I listened to the tape and thought it was perfectly serviceable noise. It had a lot of potential and I hoped that I would hear another release down the line and then I forgot about it.
Later, while wondering the internet, I heard that Female Pedophile would be releasing a new album, this time on an eight track tape. With my love of esoteric formats and harsh noise, I couldn’t help but give it a listen. I’m glad I did, as it totally blew me away.
The album is one long piece, clocking in at around twenty six minutes. I listened to it in one sitting, and not once did I feel like turning it off and not once did it cease to be enjoyable. Unlike a large portion of noise albums, this tape manages to hold on to originality.
The beginning of the track is wall noise, static and repetitive.

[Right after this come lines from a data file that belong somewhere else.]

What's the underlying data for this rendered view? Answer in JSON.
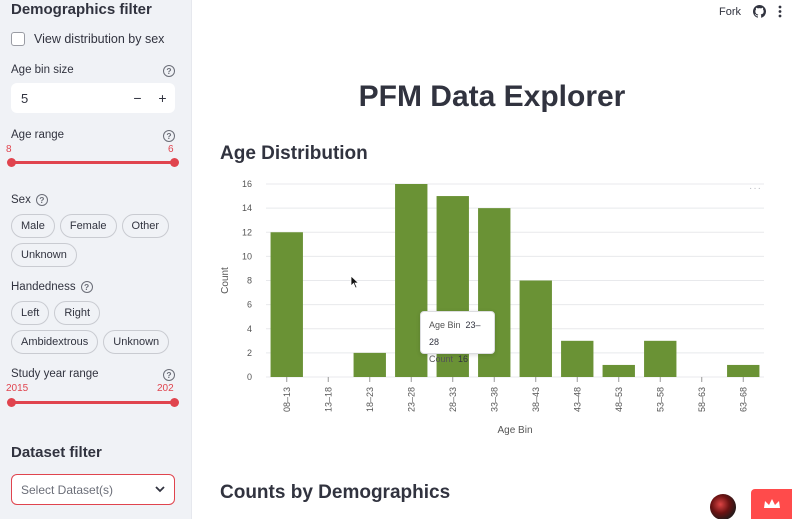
{
  "sidebar": {
    "demographics_heading": "Demographics filter",
    "view_by_sex_label": "View distribution by sex",
    "age_bin": {
      "label": "Age bin size",
      "value": "5",
      "minus": "−",
      "plus": "+"
    },
    "age_range": {
      "label": "Age range",
      "min_label": "8",
      "max_label": "6"
    },
    "sex": {
      "label": "Sex",
      "options": [
        "Male",
        "Female",
        "Other",
        "Unknown"
      ]
    },
    "handedness": {
      "label": "Handedness",
      "options": [
        "Left",
        "Right",
        "Ambidextrous",
        "Unknown"
      ]
    },
    "study_year": {
      "label": "Study year range",
      "min_label": "2015",
      "max_label": "202"
    },
    "dataset_heading": "Dataset filter",
    "dataset_select_placeholder": "Select Dataset(s)"
  },
  "topbar": {
    "fork_label": "Fork",
    "github_icon": "github-icon",
    "menu_icon": "kebab-menu-icon"
  },
  "main": {
    "title": "PFM Data Explorer",
    "age_section_title": "Age Distribution",
    "counts_section_title": "Counts by Demographics"
  },
  "tooltip": {
    "k1": "Age Bin",
    "v1": "23–28",
    "k2": "Count",
    "v2": "16"
  },
  "colors": {
    "accent": "#e0444e",
    "bar": "#6a9235",
    "badge": "#ff4b4b"
  },
  "chart_data": {
    "type": "bar",
    "categories": [
      "08–13",
      "13–18",
      "18–23",
      "23–28",
      "28–33",
      "33–38",
      "38–43",
      "43–48",
      "48–53",
      "53–58",
      "58–63",
      "63–68"
    ],
    "values": [
      12,
      0,
      2,
      16,
      15,
      14,
      8,
      3,
      1,
      3,
      0,
      1
    ],
    "xlabel": "Age Bin",
    "ylabel": "Count",
    "yticks": [
      0,
      2,
      4,
      6,
      8,
      10,
      12,
      14,
      16
    ],
    "ylim": [
      0,
      16
    ],
    "grid": true
  }
}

It is pure audio-neutrality until about eight minutes in. Then, very low and faint in the mix, a crunched, blown out beat can be heard. The track immediately becomes chaotic. Noise swirls and slides and tones collide and duke it out in your ears. What appears to be distorted samples of thunder and screaming are layered in the mix. It reaches a cacophony and then, jarringly, slips back into the repetitive wall noise. I waited with baited breath for the tracks launch back into bedlam and then the music stops. A sample of a news report about Susan Brock, a woman who regularly molested a young boy. The track cuts out with a haunting testimony from the boys father. It is truly harrowing.
This release was a daunting, yet satisfying, listen. The music is a stop/start thrill ride but it’s the themes that really challenge me. Pedophilia is difficult, and listening to music that addresses it makes me feel on-edge in a way that people who first listened to Luigi Russolo or Boyd Rice. I recommend this album for people that have the nerve to listen.